The original thread:
What am I doing?
I got into an argument with a QC. The craftsman was running the wire from an explosion proof disconnect to building structural steel. I say he was grounding the case. The QC said I was bonding the case. What do you think?
The thread did not get a definitive answer. I came across this.
Mike Holt wrote:
For EC&M Magazine
By Mike Holt, NEC Consultant
Grounding and Bonding - Article 250, based on the 2017 NEC - Part 1
Do you understand how to ground and bond your system?
It’s important to understand the difference between grounding and bonding so you correctly apply the provisions of Article 250.

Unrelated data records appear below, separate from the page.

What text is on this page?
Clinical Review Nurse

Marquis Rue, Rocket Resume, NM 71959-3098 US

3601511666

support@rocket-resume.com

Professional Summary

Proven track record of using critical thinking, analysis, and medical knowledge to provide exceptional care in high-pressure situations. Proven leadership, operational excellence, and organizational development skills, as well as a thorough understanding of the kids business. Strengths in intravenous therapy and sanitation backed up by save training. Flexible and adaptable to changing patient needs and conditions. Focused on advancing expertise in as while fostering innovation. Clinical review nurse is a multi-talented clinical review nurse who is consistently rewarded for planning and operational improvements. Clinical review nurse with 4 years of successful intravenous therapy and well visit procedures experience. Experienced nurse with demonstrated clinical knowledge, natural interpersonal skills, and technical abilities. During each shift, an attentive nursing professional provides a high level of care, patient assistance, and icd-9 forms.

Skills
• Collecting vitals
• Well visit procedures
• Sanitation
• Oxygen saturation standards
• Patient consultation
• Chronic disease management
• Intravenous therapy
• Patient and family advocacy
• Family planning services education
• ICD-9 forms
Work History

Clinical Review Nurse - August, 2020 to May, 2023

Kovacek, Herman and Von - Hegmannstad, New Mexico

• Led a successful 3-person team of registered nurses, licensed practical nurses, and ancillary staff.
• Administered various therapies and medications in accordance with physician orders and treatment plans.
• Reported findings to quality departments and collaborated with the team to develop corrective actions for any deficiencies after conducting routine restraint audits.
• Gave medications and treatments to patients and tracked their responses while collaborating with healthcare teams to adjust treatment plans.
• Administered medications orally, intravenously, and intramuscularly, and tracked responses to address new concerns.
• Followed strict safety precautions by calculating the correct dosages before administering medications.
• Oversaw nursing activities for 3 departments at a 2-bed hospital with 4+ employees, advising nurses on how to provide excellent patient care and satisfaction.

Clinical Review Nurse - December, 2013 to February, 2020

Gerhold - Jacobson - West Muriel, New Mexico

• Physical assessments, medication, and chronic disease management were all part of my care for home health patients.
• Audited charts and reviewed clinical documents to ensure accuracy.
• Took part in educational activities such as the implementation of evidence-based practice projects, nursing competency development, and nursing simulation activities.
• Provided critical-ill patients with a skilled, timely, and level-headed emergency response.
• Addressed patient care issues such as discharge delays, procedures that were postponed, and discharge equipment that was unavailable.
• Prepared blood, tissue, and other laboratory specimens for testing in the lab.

We earth ground systems to the earth to reduce overvoltage (from lightning induced energy and other events) on the conductors and electrical components (such as transformer and motor windings) of the installation. Grounding metal parts helps drain off static electricity charges before flashover potential is reached. Static grounding is often used in areas where the discharge (arcing) of the voltage buildup (static) can cause dangerous or undesirable conditions.
We bond so that metal parts of electrical raceways, cables, enclosures, and equipment are connected to the supply source via an effective ground-fault current path. To quickly remove dangerous voltage on metal parts from a ground fault, the effective ground-fault current path must have sufficiently low impedance to the source so fault current will quickly rise to a level that will open the circuit overcurrent protection device.